Duque conquistou seus eleitores com um discurso conservador que defende a empresa privada e o corte de impostos e da burocracia. Ele promete modificar o acordo de paz de 2016 com as Farc para impedir que os rebeldes que já entregaram as armas e estão envolvidos em crimes graves possam atuar na política sem antes cumprir uma pena mínima de detenção.

O candidato também propõe endurecer as condições para o diálogo em curso com os rebeldes do ELN. Ainda que as Farc já tenham deixado as armados e participado nas legislativas de março, ainda falta, contudo, implementar o sistema de justiça que garanta "verdade e reparação" a milhões de vítimas.

Outra pendência envolve as reformas rurais, que poderiam evitar a retomada do conflito.
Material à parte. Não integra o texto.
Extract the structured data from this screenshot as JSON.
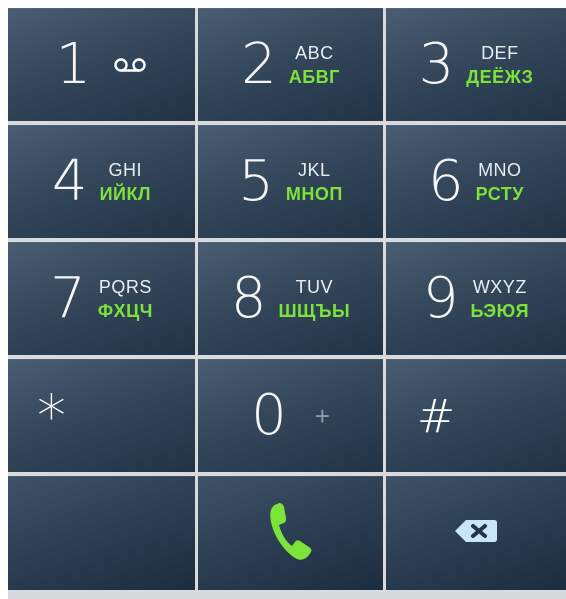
{
  "keys": [
    {
      "digit": "1",
      "letters": "",
      "cyr": "",
      "icon": "voicemail-icon"
    },
    {
      "digit": "2",
      "letters": "ABC",
      "cyr": "АБВГ"
    },
    {
      "digit": "3",
      "letters": "DEF",
      "cyr": "ДЕЁЖЗ"
    },
    {
      "digit": "4",
      "letters": "GHI",
      "cyr": "ИЙКЛ"
    },
    {
      "digit": "5",
      "letters": "JKL",
      "cyr": "МНОП"
    },
    {
      "digit": "6",
      "letters": "MNO",
      "cyr": "РСТУ"
    },
    {
      "digit": "7",
      "letters": "PQRS",
      "cyr": "ФХЦЧ"
    },
    {
      "digit": "8",
      "letters": "TUV",
      "cyr": "ШЩЪЫ"
    },
    {
      "digit": "9",
      "letters": "WXYZ",
      "cyr": "ЬЭЮЯ"
    },
    {
      "symbol": "*"
    },
    {
      "digit": "0",
      "plus": "+"
    },
    {
      "symbol": "#"
    }
  ],
  "actions": {
    "call_icon": "phone-call-icon",
    "backspace_icon": "backspace-icon"
  },
  "colors": {
    "key_bg": "#34475b",
    "grid_bg": "#d8dadd",
    "accent_green": "#7ce33a",
    "digit_white": "#ffffff"
  }
}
Se eleito, Duque terá maioria no Congresso para ajustar o processo, além de poder contar com o apoio das bancadas evangélica e ultraconservadora que rejeitam o casamento e adoção por homossexuais.

O reformismo da esquerda

Por sua vez, Petro, ex-prefeito de Bogotá e ex-guerrilheiro da dissolvida guerrilha M-19, hoje partido político, obteve 25,08% dos votos no primeiro turno e o direito de a esquerda disputar seu segundo turno em um país historicamente governado pela direita. Aos 58 anos, o candidato promete profundas reformas econômicas, entre elas a taxação da terra improdutiva.

Ele pretende honrar os compromissos que garantem que os ex-líderes guerrilheiros recebam penas alternativas à prisão, se confessarem seus crimes, e indenizarem as centenas de milhares de vítimas de um conflito que também contou com a participação de paramilitares de ultradireita e de agentes do Estado.

Em um dos países mais desiguais do mundo, Petro planeja uma economia não dependente do petróleo e uma agenda ambiental e progressista em temas sociais. Mas seu discurso antissistema serviu de pretexto para que seus adversários o acusassem de ser um populista que busca implantar o "modelo fracassado" de Venezuela.

Petro, que começou a campanha defendendo uma Constituinte para reformar a política e a justiça, terminou em tom mais moderado, comprometendo-se inclusive a não expropriar e respeitar a propriedade privada.